In the instant case, Defendant has submitted two affidavits from employees with knowledge in support of the motion. The first affidavit, from the Village Clerk for Defendant, states that a search of Defendant's records was performed and that Defendant has not received any notice of either a defect or hazard at the subject municipal parking lot within the past five (5) years, as is required under Village Code §27-1 and §27-3. Pursuant to Village Code §27-3 and §27-4, the Village Clerk is the only representative of Defendant designated to receive such notices. The second affidavit submitted by Defendant is from the Superintendent of the Department of Public Works. This affiant states that Defendant has not performed any construction, maintenance, or repairs in the subject location in the past five (5) years, nor has it contracted with any other party to undertake such construction, maintenance, or repairs on its behalf during this same time period. Given this evidence submitted by Defendant, it has satisfied for this Court its entitlement to judgment as a matter of law, and the burden is now properly shifted to Plaintiff to raise a triable issue of fact.

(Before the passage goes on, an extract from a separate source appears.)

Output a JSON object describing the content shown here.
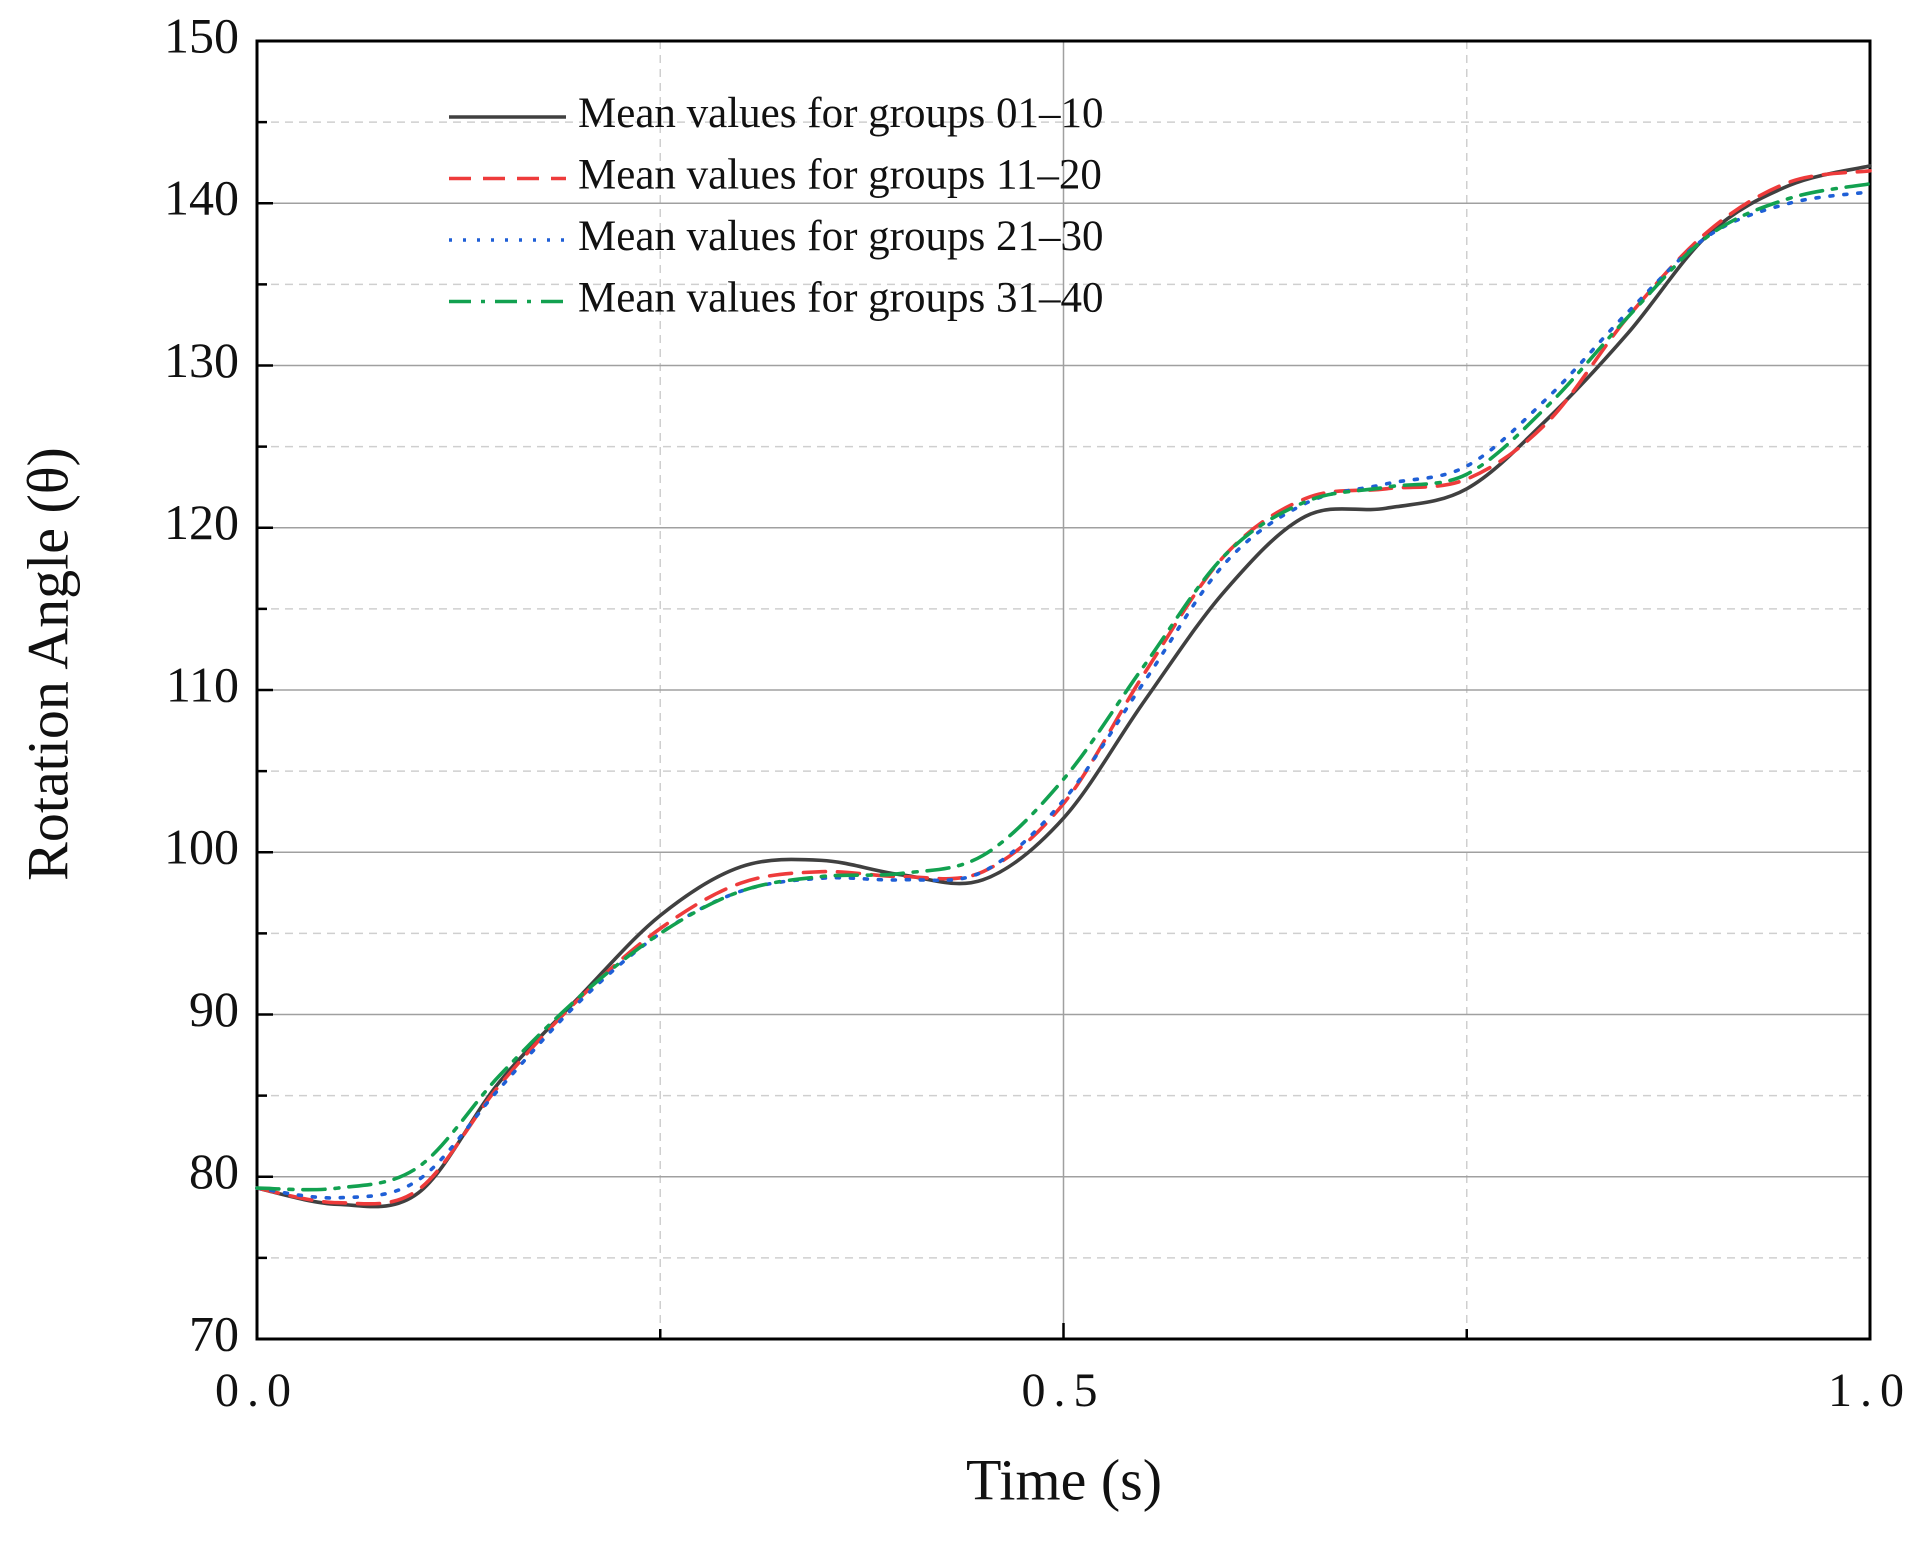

Plaintiff, in opposition, has not submitted documentation contradicting the statements made in the affidavits provided by Defendant. Furthermore, a review of Plaintiffs testimony from the GML §50-h hearing reveals that Plaintiff, although she had been at the location of the incident numerous times prior to the event of March 16, 2018, and observed potential problems, she too failed to notify Defendant or any hazardous condition or defect. Plaintiff also argues that this motion is premature because discovery is incomplete; however, Plaintiff has failed to provide an evidentiary basis to suggest that discovery might lead to relevant evidence or that the facts essential to justify opposition to the motion were in the exclusive knowledge and control of the moving party. Mogul v. Baptiste, 161 A.D.3d 847, 76 N.Y.S.3d 210 (2nd Dept., 2018). For all of the foregoing reasons, Plaintiff has failed to raise a triable issue of fact or provide an adequate reason to deny the motion at this time. Accordingly, Defendant's motion is granted and the action is hereby dismissed.
Defendant shall file and serve a copy of the within order with notice of entry upon Plaintiff within thirty (30) days from date of this order.
This hereby constitutes the decision and order of this Court.